In a darkened building in Boston's old North End, five men worked behind a wire screen, piling up plump sacks of U.S. currency with the mechanical indifference of butchers stacking daisy hams into a cooler. It was 7 o'clock--time for the Boston office of Brink's, Inc. to tot up the day's armored-truck collections and lock them in the vault for the night.

"All right, fellows," said a hoarse voice. "Stick 'em up and don't move." The men looked up to see the business ends of six short-nosed revolvers. Behind the guns were six men in grotesque rubber Halloween masks, chauffeurs' caps and Navy peacoats. "Oh, my God!" groaned Cashier Thomas B. Lloyd. At the gang leader's command, Lloyd ordered a clerk to open a mesh door into the vault room.

The Brink's men were told to lie down, faces to the floor; they were bound with chandler's rope, and their mouths were taped with adhesive. Then the robbers went to work, scooped Federal Reserve sacks into big white cloth bags, kicked an occasional $1,000 in coins out of the way to get at the folding money. The bandits dragged the full bags downstairs to a black car waiting on narrow Prince Street, returned for fresh loads.
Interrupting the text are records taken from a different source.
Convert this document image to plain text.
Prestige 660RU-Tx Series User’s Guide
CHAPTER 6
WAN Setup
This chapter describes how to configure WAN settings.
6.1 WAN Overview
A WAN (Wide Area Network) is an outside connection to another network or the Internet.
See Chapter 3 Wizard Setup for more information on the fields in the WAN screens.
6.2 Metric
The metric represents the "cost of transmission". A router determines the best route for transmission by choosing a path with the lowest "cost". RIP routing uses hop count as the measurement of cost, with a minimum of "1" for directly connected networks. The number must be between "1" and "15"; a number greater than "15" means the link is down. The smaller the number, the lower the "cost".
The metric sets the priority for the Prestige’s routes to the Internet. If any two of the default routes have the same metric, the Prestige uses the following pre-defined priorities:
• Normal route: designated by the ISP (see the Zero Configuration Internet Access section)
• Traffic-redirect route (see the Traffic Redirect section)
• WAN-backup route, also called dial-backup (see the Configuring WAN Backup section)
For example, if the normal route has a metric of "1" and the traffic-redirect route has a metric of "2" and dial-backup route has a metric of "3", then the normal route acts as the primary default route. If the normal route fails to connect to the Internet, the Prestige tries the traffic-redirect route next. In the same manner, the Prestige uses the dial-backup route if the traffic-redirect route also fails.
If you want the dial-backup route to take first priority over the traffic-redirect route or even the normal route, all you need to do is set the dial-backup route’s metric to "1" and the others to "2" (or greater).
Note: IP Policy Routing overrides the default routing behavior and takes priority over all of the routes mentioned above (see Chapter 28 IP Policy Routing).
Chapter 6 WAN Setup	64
Who's Buzzing? Suddenly a buzzer rasped in the vault room. The leader looked at Cashier Lloyd. "He said, 'Who is it?' I said it's probably the night mechanic. He said, 'What'll happen if you don't let him in?' I said he'd probably think something was wrong." The robbers conferred, hurriedly grabbed a last batch of moneybags and glided away. In their haste they left at least $1,000,000 behind --but it had been a profitable 20 minutes anyhow. Their take was $1,000,000 in cash and $500,000 in checks, the largest cash haul in U.S. history.

Cashier Lloyd loosed his bonds in a few minutes and called Boston police. The first officers arrived in two minutes. The clues were thin--one of the robbers' caps, the rope used to tie the clerks, a fingerprint on a patch of adhesive tape. The holdup men had casually walked through five doorways, at least three of them locked and one supposedly guarded by a watchman behind bulletproofed windows. (It was his night off, police explained later.) The robbers were either very lucky, or had inside help, or both.
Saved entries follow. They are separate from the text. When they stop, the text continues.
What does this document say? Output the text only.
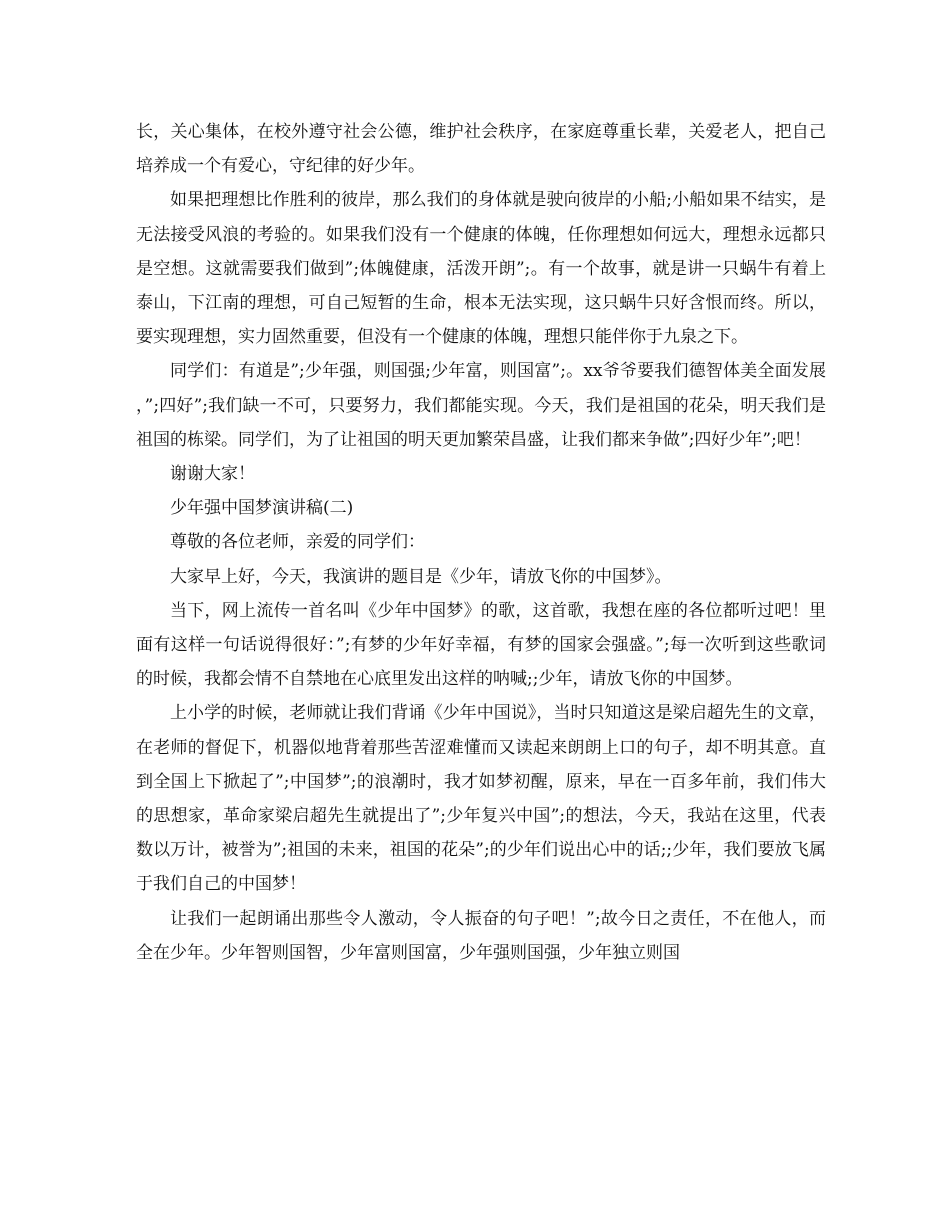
长，关心集体，在校外遵守社会公德，维护社会秩序，在家庭尊重长辈，关爱老人，把自己培养成一个有爱心，守纪律的好少年。

如果把理想比作胜利的彼岸，那么我们的身体就是驶向彼岸的小船;小船如果不结实，是无法接受风浪的考验的。如果我们没有一个健康的体魄，任你理想如何远大，理想永远都只是空想。这就需要我们做到”;体魄健康，活泼开朗”;。有一个故事，就是讲一只蜗牛有着上泰山，下江南的理想，可自己短暂的生命，根本无法实现，这只蜗牛只好含恨而终。所以，要实现理想，实力固然重要，但没有一个健康的体魄，理想只能伴你于九泉之下。

同学们：有道是”;少年强，则国强;少年富，则国富”;。xx爷爷要我们德智体美全面发展，”;四好”;我们缺一不可，只要努力，我们都能实现。今天，我们是祖国的花朵，明天我们是祖国的栋梁。同学们，为了让祖国的明天更加繁荣昌盛，让我们都来争做”;四好少年”;吧！

谢谢大家！

少年强中国梦演讲稿(二)

尊敬的各位老师，亲爱的同学们：

大家早上好，今天，我演讲的题目是《少年，请放飞你的中国梦》。

当下，网上流传一首名叫《少年中国梦》的歌，这首歌，我想在座的各位都听过吧！里面有这样一句话说得很好：”;有梦的少年好幸福，有梦的国家会强盛。”;每一次听到这些歌词的时候，我都会情不自禁地在心底里发出这样的呐喊;;少年，请放飞你的中国梦。

上小学的时候，老师就让我们背诵《少年中国说》，当时只知道这是梁启超先生的文章，在老师的督促下，机器似地背着那些苦涩难懂而又读起来朗朗上口的句子，却不明其意。直到全国上下掀起了”;中国梦”;的浪潮时，我才如梦初醒，原来，早在一百多年前，我们伟大的思想家，革命家梁启超先生就提出了”;少年复兴中国”;的想法，今天，我站在这里，代表数以万计，被誉为”;祖国的未来，祖国的花朵”;的少年们说出心中的话;;少年，我们要放飞属于我们自己的中国梦！

让我们一起朗诵出那些令人激动，令人振奋的句子吧！”;故今日之责任，不在他人，而全在少年。少年智则国智，少年富则国富，少年强则国强，少年独立则国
Preferably Dead. Brink's executives offered $100,000 reward for the bandits dead or alive, preferably dead. The Commercial Union Assurance Co., Ltd., of London prepared to make up all the losses, offered an additional reward of 5% of all money recovered. The FBI flooded the U.S. with serial numbers on $98,900 worth of the stolen bills.
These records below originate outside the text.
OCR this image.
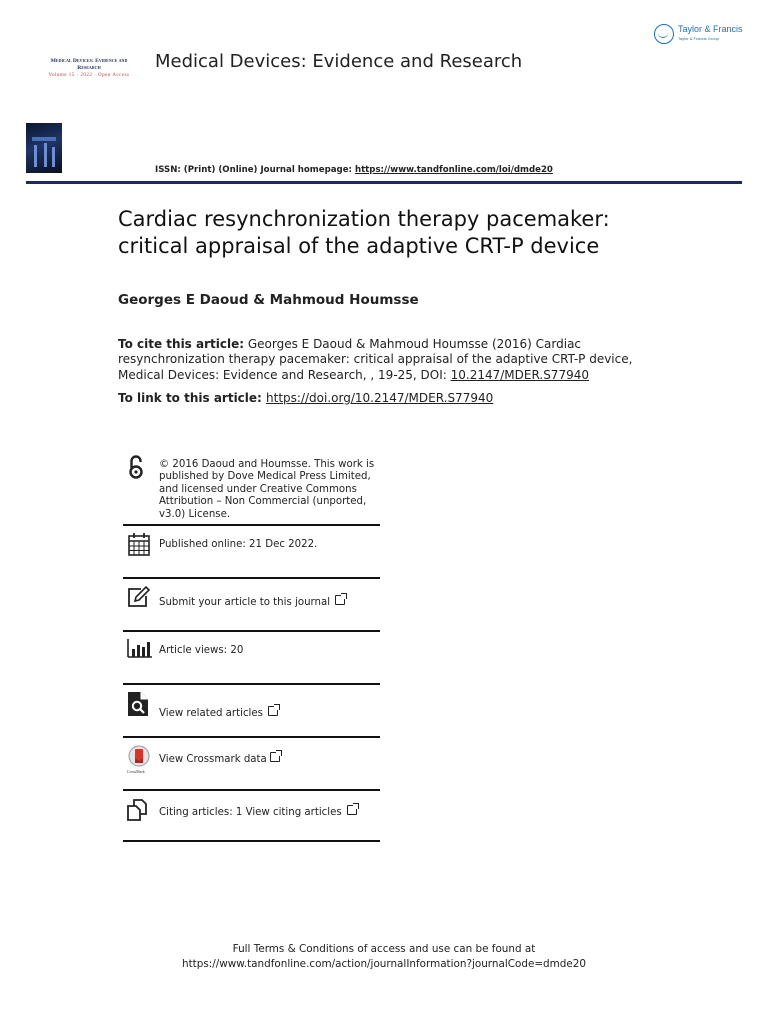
Taylor & Francis
Taylor & Francis Group
Medical Devices: Evidence and Research
Volume 15 · 2022 · Open Access
Medical Devices: Evidence and Research
ISSN: (Print) (Online) Journal homepage: https://www.tandfonline.com/loi/dmde20
Cardiac resynchronization therapy pacemaker:
critical appraisal of the adaptive CRT-P device
Georges E Daoud & Mahmoud Houmsse
To cite this article: Georges E Daoud & Mahmoud Houmsse (2016) Cardiac resynchronization therapy pacemaker: critical appraisal of the adaptive CRT-P device, Medical Devices: Evidence and Research, , 19-25, DOI: 10.2147/MDER.S77940
To link to this article: https://doi.org/10.2147/MDER.S77940
© 2016 Daoud and Houmsse. This work is published by Dove Medical Press Limited, and licensed under Creative Commons Attribution – Non Commercial (unported, v3.0) License.
Published online: 21 Dec 2022.
Submit your article to this journal
Article views: 20
View related articles
CrossMark
View Crossmark data
Citing articles: 1 View citing articles
Full Terms & Conditions of access and use can be found at
https://www.tandfonline.com/action/journalInformation?journalCode=dmde20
At week's end all the cops and all the FBI men seemed to be getting nowhere, though empty Federal Reserve moneybags were turning up all over the eastern U.S. They had hope that the ancient enemies of the criminal would work to help them --the temptation to drink and brag, to spend conspicuously, to quarrel over shares, to tell their molls too much. But it might take a while before the boys got tired of just riffling their fingers through a million dollars in cool cash, or lighting cigarettes with $1,000 bills.